5 minutes with Sean McGinley: 'TV isn't about dumbing down anymore'

As he appears in Headlong’s production of ”Observe the Sons of Ulster Marching Towards the Somme” in Liverpool, Sean McGinley talks growing up in Ireland, the peace process and how great TV is

They didn’t have drama schools where I grew up in Ireland in the '70s. I come from Donegal and there’s a strong tradition of amateur drama, particularly in rural Ireland and in my home town of Ballyshannon. So a lot of people were familiar with the theatre canon, but doing it for a living wasn’t thought of as a realistic option.

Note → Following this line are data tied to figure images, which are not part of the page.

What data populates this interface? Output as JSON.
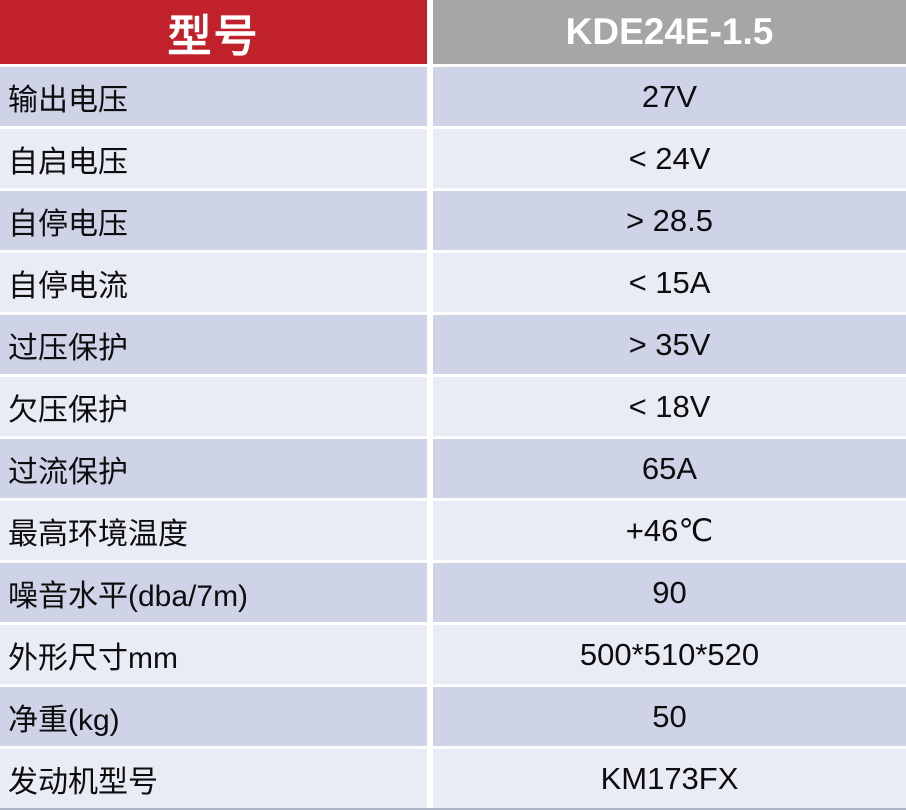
{
  "table": {
    "header": {
      "model_label": "型号",
      "model_value": "KDE24E-1.5"
    },
    "rows": [
      {
        "label": "输出电压",
        "value": "27V"
      },
      {
        "label": "自启电压",
        "value": "< 24V"
      },
      {
        "label": "自停电压",
        "value": "> 28.5"
      },
      {
        "label": "自停电流",
        "value": "< 15A"
      },
      {
        "label": "过压保护",
        "value": "> 35V"
      },
      {
        "label": "欠压保护",
        "value": "< 18V"
      },
      {
        "label": "过流保护",
        "value": "65A"
      },
      {
        "label": "最高环境温度",
        "value": "+46℃"
      },
      {
        "label": "噪音水平(dba/7m)",
        "value": "90"
      },
      {
        "label": "外形尺寸mm",
        "value": "500*510*520"
      },
      {
        "label": "净重(kg)",
        "value": "50"
      },
      {
        "label": "发动机型号",
        "value": "KM173FX"
      }
    ],
    "colors": {
      "header_left_bg": "#c1212a",
      "header_right_bg": "#a6a6a6",
      "band_dark": "#ced3e8",
      "band_light": "#e9ebf5",
      "divider": "#ffffff",
      "header_text": "#ffffff",
      "body_text": "#0d0d0d",
      "bottom_edge": "#aeb3c6"
    }
  }
}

I was acting in a play at university when the founders of Druid Theatre company saw me. They asked me to be in one of their plays. Garry Hynes and Marie Mullen, who I had never met before, came up to me in the street the next day and asked me to join them. I really genuinely thought they were having me on but I said yes. And here we are.

I have known Frank McGuinness, the writer of Observe the Sons of Ulster for a long time. I had never seen the play before now but I had read it. It’s set on the eve of the Battle of the Somme and follows a brigade from Northern Ireland. The play ends on the eve of the battle and it is about eight young men and the relationships that start between them.

Some of the protagonists of what we now call the peace process came to see the play when it first opened at the height of the troubles in 1985. The Loyalists arranged meetings in Dublin and they went to see it at the Peacock Theatre. Frank was teaching at the University of Ulster in the early '80s so what was going on was very present in his mind.

It was exciting working on the TV series The Fall. TV is an increasingly important medium and I think that’s nearly always because of the quality of the writing. I think people who make TV have a bit more respect for their audience. It’s not so much about dumbing down as it used to be. There’s no end of quality stuff. Top writers want to write for TV and as a consequence top actors want to be part of it.

This is my first play in about seven years. I’m really glad to be doing it. The gap wasn’t by choice it was just how the work fell. I found it quite terrifying coming back, especially the closer we got to opening night. But we opened and nobody got hurt so now it just feels great to be back again.

Observe the Sons of Ulster Marching Towards the Somme runs at the Everyman Theatre in Liverpool until 25 June and then continues to tour.